Io spero che le persone tornino a frequentare i concerti in massa, perché credo che un concerto musicale di qualsiasi genere sia una delle forme d’arte più alte e più comunicative che ci sia. O almeno, per me è così. Tra l’altro, proprio quest’estate sarebbero venuti in Italia molti dei miei artisti stranieri preferiti che non vedevo da anni! Mi toccherà aspettare un altro anno…
Un libro che ci consigli, un quadro che rappresenta il tuo nuovo singolo e il titolo della colonna sonora della tua vita (un album o, se preferisci, una canzone).
Durante questa quarantena, il bassista della mia band mi ha regalato “Il libro dei coniglietti suicidi” che vi consiglio per distrarvi un po’ da tutta questa situazione pandemica: è una raccolta di buffe immagini di conigli che tentano di togliersi la vita in vari modi; non sembrerebbe, ma molto divertente. Un quadro che rappresenta “Incontrarti Ancora”, invece, è “La notte stellata” di Van Gogh (mi piace da matti come il pittore olandese abbia saputo rappresentare la notte prima del sorgere del sole), mentre il brano – preferisco, rispetto a citarti un album – che rappresenta la mia vita è “Ed è quasi come essere felice” di Motta: quel “quasi”, nascosto in piena vista nel titolo, è la chiave di comprensione del mio momento attuale, senza alcun dubbio.
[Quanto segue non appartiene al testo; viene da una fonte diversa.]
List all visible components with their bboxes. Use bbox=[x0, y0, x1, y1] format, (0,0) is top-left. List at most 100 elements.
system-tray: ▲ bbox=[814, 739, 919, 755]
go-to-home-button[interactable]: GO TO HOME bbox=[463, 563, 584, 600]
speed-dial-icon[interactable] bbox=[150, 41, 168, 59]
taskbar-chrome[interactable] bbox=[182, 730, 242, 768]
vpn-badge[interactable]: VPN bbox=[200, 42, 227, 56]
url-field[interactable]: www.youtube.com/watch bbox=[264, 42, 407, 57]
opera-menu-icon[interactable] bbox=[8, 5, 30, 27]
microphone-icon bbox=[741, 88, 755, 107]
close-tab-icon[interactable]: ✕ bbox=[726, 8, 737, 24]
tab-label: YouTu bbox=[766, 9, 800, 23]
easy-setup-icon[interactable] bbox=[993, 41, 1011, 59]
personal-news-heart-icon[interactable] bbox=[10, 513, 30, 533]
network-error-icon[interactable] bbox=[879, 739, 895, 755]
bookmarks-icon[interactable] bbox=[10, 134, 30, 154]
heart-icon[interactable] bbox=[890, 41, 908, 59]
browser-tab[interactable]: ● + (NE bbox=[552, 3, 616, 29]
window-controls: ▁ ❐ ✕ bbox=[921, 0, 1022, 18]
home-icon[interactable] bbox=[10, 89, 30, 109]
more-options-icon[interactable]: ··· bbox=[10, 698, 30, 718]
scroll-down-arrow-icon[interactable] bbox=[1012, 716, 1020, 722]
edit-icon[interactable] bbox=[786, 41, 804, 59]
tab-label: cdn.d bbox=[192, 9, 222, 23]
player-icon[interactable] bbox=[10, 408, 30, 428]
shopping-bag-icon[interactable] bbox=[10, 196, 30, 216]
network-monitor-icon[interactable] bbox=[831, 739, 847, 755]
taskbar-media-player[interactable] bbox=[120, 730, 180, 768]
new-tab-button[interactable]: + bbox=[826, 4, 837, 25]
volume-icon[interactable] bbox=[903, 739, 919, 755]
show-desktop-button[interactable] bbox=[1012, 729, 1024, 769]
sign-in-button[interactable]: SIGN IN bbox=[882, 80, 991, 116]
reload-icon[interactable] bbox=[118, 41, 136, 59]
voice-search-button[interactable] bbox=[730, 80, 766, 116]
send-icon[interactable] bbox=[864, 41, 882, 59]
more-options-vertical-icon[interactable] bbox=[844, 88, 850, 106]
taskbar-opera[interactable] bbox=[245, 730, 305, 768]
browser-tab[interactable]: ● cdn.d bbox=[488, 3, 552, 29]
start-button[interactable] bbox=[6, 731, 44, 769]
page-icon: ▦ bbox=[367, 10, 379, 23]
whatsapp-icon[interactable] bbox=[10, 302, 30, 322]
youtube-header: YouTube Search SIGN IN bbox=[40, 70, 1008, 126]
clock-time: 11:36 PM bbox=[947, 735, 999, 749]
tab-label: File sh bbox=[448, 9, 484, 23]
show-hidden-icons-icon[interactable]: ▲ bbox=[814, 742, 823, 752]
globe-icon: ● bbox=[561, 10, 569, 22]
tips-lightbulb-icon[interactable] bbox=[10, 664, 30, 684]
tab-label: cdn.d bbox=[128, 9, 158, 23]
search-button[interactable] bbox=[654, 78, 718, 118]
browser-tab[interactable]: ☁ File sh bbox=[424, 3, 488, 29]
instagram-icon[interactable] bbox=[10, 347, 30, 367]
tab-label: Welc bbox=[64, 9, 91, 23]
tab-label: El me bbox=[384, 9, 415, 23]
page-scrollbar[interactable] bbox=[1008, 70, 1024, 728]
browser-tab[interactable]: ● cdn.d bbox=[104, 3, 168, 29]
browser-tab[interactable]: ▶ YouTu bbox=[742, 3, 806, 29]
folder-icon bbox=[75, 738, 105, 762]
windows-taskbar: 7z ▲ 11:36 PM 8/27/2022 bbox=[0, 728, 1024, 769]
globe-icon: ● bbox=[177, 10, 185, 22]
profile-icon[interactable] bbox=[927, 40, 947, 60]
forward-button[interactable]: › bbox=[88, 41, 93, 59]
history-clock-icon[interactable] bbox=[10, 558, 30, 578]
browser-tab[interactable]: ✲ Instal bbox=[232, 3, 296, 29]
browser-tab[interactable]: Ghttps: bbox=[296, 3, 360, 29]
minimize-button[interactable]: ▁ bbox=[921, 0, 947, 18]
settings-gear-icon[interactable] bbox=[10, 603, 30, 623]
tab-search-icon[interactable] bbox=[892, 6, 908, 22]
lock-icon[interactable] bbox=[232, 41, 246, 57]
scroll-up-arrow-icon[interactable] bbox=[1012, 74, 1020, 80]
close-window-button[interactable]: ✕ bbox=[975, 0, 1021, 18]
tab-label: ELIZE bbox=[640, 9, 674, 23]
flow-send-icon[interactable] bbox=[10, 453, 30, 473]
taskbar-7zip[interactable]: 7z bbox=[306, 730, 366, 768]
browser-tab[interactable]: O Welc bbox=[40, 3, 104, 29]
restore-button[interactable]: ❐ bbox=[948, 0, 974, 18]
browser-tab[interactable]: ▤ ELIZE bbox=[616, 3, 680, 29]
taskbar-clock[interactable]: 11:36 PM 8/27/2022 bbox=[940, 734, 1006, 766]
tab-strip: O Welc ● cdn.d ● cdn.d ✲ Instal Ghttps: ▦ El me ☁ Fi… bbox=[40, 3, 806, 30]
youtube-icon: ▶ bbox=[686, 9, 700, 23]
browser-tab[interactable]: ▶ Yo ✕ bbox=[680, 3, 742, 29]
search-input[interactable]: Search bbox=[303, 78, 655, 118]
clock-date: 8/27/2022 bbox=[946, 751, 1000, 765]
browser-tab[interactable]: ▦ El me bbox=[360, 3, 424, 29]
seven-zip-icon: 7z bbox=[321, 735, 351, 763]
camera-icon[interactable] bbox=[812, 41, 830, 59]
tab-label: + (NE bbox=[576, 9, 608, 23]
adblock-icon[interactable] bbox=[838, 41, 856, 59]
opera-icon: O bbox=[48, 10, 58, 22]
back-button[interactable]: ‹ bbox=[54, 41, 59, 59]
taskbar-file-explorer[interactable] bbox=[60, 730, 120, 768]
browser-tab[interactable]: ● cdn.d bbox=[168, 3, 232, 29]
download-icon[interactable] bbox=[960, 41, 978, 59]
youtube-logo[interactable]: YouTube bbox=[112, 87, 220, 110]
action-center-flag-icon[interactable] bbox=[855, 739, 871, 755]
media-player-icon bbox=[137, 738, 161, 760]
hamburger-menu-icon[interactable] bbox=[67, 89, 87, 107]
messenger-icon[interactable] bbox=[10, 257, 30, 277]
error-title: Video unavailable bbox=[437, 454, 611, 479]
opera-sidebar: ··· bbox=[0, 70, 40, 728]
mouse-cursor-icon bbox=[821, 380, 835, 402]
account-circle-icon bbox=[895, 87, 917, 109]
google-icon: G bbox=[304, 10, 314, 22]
Tre artisti che ci consigli (e che quasi sicuramente conosciamo) e tre che dobbiamo assolutamente ascoltare, perché non li conosciamo.
Sicuramente Motta, Bugo (l’ultimo album è davvero bello) e Placebo che conoscete, mentre per chi non li conosce vi direi: Cautious Clay, Fabrizio Cammarata e un qualsiasi artista de La Clinica Dischi. Sono troppo di parte, secondo te?
Salutaci a modo tuo, e salutaci Bergamo.
Grazie a te, grazie a tutti i ganzi di The Soundcheck, grazie a chi è arrivato a leggermi fin qui; e ricordatevi di andare ad ascoltare il mio secondo singolo “Incontrarti Ancora”. Mola mia!